Liv: I know. But isn't this fun? Its a great exercise, huh? Maybe next time we should let Grandpa Ben know about it. He doesn't know the secret of the Horsey Hug, yet.
Bryant: I know, he likes his Hatley Hula better. (leans over into a Hatley Hula and kisses Liv) Whew! What a workout. I just about got strangled.
Liv: I know. But that was a Horsey Hug. I had to show you some Hatley love.
Bryant: Okay, here we go. (crouches in the horse stance waiting)

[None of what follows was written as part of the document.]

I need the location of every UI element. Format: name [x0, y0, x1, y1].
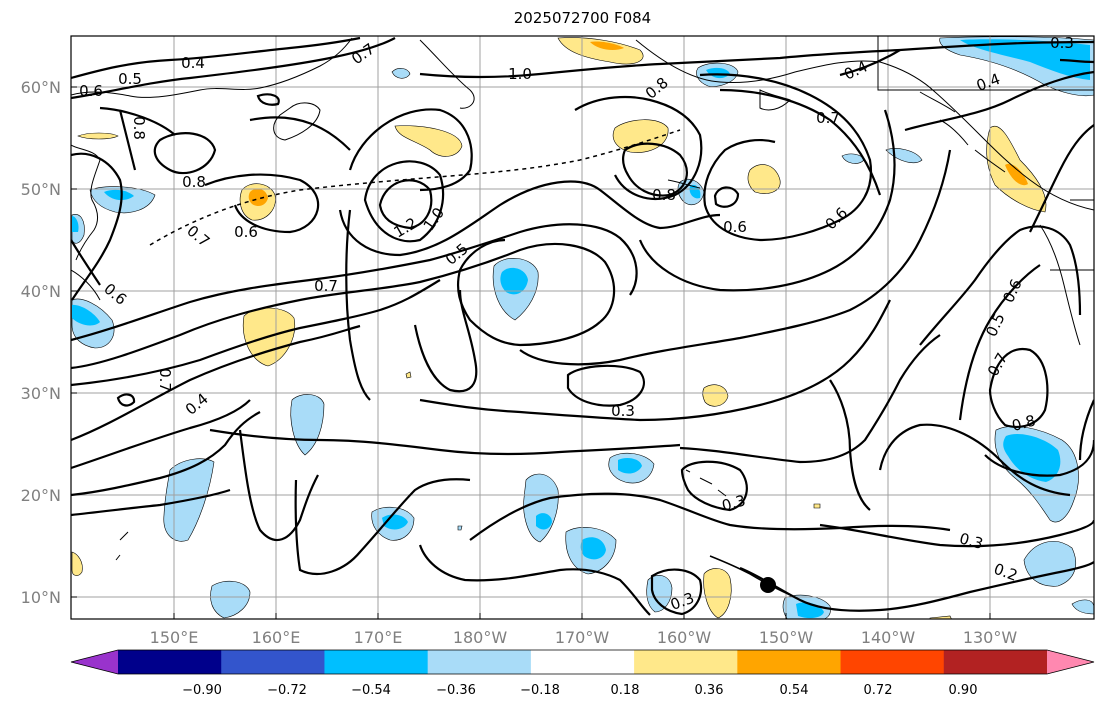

Liv: Okay, here I come. (she hugs Bryant with her hands) Hold on! We're not in the Horsey Hug yet. I gotta get my legs in there. Its not a Horsey Hug unless you go whole body with it, you know?
Bryant: (laughing) I know, if you don't do it full body, its just not a Horsey Hug. (wraps his legs around Liv's waist and execute a tiger's claw) See? Like that. You didn't get your whole body into it. There wasn't enough power.
Liv: I know. But isn't this fun? Its a great exercise, huh? Maybe next time we should let Grandpa Ben know about it. He doesn't know the secret of the Horsey Hug, yet.
Bryant: I know, he likes his Hatley Hula better. (leans over into a Hatley Hula and kisses Liv) Whew! What a workout. I just about got strangled.
Liv: I know. But that was a Horsey Hug. I had to show you some Hatley love.